It started with a simple, 17-word question. At a White House press conference, a reporter asked Donald Trump, "Why haven't we heard anything from you so far about the soldiers that were killed in Niger?" The president ignored the question, instead shifting the discussion to how impressed he's been with himself over his outreach to families of Americans killed in action.
In other words, instead of addressing the deadliest attack on U.S. forces since he became president, Trump wanted to have a conversation about himself and his perceived superiority over his predecessors.
This has become problematic in a variety of ways -- lying about Barack Obama, for example, was unwise and unnecessary -- including the fact that Trump's self-aggrandizing boasts has led to scrutiny that makes him look worse, not better. Trump, for example, bragged yesterday that he's "called every family" of American servicemen and women killed in action, unlike other recent presidents. The Associated Press took a closer look and found that the claim isn't true.
...AP found relatives of four soldiers who died overseas during Trump's presidency who said they never received calls from him. Relatives of two also confirmed they did not get letters. And proof is plentiful that Barack Obama and George W. Bush -- saddled with far more combat casualties than the roughly two dozen so far under Trump -- took painstaking steps to write, call or meet bereaved military families.After her Army son died in an armored vehicle rollover in Syria in May, Sheila Murphy says, she got no call or letter from Trump, even as she waited months for his condolences and wrote him that "some days I don't want to live."

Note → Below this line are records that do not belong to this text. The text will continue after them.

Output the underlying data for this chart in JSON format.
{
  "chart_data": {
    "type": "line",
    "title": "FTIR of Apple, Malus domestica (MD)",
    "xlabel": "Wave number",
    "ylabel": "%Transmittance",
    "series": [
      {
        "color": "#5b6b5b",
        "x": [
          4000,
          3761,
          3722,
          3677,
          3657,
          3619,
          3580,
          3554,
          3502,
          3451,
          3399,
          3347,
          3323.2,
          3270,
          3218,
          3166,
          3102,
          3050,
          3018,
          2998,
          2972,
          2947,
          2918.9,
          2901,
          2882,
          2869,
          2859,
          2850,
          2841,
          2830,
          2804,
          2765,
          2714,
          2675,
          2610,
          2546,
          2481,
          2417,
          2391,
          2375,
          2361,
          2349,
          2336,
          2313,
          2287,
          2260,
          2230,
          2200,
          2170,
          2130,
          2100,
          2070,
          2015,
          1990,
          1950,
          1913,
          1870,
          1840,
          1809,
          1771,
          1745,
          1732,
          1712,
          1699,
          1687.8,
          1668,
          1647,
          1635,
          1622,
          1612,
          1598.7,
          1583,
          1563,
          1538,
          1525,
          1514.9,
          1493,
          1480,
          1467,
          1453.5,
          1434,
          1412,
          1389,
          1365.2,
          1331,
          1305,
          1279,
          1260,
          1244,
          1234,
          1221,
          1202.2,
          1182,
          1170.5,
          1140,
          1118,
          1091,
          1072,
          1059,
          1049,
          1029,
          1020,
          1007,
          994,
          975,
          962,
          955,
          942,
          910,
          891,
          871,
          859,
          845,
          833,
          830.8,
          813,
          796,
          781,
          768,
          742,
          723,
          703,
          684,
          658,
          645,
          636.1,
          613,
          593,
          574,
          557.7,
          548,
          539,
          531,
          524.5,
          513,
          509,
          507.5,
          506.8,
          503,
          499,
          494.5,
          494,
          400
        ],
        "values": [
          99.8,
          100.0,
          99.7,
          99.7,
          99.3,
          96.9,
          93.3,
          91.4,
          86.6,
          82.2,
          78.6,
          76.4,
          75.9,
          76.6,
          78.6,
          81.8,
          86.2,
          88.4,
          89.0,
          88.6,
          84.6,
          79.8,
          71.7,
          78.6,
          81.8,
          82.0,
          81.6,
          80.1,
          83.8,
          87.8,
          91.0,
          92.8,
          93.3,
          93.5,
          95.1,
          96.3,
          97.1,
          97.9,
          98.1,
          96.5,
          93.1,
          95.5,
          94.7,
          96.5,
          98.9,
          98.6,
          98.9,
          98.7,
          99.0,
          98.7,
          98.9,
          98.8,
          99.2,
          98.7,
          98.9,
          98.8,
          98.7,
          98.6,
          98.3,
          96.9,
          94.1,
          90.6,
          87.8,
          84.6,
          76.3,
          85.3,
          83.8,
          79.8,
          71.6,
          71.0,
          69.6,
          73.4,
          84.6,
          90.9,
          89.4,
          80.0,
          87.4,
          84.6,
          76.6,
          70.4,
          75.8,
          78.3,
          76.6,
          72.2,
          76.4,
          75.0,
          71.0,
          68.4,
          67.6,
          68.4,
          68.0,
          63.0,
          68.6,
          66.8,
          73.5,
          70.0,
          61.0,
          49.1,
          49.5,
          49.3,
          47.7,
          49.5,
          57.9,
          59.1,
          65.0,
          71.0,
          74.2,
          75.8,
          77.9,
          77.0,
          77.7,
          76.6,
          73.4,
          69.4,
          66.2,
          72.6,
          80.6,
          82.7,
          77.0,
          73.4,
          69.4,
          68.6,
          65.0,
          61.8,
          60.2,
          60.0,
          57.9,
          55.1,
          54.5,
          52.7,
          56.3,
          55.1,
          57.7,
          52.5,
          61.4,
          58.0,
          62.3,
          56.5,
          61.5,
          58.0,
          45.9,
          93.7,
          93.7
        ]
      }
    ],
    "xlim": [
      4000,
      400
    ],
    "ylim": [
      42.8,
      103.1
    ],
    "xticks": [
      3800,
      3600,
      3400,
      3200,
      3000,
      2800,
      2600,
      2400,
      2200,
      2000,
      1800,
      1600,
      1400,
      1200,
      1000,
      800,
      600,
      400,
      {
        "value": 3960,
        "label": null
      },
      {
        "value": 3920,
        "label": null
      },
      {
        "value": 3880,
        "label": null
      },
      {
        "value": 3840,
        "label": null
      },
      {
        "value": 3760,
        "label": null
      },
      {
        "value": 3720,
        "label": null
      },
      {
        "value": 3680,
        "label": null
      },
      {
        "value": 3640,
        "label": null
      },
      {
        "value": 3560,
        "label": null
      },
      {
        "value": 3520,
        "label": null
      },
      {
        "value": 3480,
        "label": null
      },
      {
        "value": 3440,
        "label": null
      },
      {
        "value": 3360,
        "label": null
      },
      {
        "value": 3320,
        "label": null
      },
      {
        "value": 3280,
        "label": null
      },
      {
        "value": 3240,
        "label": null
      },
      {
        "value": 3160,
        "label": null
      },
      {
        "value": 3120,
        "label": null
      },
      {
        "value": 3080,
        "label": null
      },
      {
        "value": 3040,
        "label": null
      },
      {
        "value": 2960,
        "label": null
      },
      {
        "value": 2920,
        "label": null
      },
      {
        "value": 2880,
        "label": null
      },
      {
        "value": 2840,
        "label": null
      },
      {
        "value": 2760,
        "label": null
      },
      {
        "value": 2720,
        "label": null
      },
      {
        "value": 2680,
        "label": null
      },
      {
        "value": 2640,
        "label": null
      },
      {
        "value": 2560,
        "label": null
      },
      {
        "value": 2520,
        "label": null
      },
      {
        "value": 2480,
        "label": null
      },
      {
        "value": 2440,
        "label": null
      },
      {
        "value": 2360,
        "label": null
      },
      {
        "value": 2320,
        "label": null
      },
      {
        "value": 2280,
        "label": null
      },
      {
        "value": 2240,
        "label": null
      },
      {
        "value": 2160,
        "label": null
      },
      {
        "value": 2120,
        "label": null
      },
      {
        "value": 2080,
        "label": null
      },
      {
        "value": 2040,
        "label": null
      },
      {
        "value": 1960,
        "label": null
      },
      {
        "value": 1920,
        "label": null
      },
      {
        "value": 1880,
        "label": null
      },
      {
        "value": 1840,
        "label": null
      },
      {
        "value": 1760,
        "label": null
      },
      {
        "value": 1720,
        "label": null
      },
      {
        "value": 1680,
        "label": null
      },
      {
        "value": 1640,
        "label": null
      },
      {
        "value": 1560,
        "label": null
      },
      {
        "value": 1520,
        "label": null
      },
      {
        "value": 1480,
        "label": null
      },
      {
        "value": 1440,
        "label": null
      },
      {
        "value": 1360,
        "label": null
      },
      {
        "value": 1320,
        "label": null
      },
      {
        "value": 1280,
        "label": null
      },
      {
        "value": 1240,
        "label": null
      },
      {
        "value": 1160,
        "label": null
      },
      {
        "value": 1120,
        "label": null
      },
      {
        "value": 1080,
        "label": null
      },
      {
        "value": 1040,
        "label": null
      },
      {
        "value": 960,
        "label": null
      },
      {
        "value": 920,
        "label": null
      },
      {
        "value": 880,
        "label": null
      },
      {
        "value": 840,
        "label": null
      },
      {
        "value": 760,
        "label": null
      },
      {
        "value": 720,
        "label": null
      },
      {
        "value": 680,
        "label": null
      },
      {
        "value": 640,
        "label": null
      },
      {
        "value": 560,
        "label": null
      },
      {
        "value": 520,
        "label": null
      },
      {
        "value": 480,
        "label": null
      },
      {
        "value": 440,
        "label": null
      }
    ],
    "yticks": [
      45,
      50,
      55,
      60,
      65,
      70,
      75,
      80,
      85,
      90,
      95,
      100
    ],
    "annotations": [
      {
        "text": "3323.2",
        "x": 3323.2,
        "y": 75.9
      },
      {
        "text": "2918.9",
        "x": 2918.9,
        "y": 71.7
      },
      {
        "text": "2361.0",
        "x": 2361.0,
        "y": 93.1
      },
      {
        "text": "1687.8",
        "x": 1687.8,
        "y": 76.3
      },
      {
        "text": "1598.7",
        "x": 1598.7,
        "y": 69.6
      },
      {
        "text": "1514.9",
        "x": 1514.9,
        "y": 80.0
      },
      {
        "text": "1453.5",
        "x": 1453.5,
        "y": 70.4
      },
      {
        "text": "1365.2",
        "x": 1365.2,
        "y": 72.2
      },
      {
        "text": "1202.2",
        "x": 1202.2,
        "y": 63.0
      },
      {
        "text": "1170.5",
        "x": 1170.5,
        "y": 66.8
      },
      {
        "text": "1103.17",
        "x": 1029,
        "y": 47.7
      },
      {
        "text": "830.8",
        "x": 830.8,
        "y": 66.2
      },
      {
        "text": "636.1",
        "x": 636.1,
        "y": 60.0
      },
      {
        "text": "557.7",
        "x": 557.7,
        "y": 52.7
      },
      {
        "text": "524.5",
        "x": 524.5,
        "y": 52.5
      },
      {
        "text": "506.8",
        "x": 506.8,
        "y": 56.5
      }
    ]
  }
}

The Washington Post reports today, meanwhile, that Trump did call Chris Baldridge, whose son, Army Cpl. Dillon Baldridge, was killed in Afghanistan. But as part of their conversation over the summer, the president offered the grieving father "$25,000 and said he would direct his staff to establish an online fundraiser for the family."
Though the article initially reported that "neither happened," a White House spokesperson insisted a check "has been sent." (At this point, it's not yet clear when the check was sent or what the date is on the check.)
The Post also reported that some of the families who lost loved ones killed in action "said they had not heard from the president," since Trump took office.
And following up on this morning's item, Sgt. La David T. Johnson's mother, Cowanda Jones-Johnson, told the Washington Post that she was present during the call from the White House on Tuesday to Johnson's widow. She said Trump showed "disrespect" to her family during the call, during which the president reportedly said David Johnson "must have known what he signed up for."
The simple fact remains that Trump wasn't initially asked about how -- or even, whether -- he interacted with grieving families. The original question was about his silence on the attack that left four American soldiers dead. The president apparently preferred to have a conversation about his phone calls, instead.
That conversation led Trump to establish standards he doesn't appear to be meeting.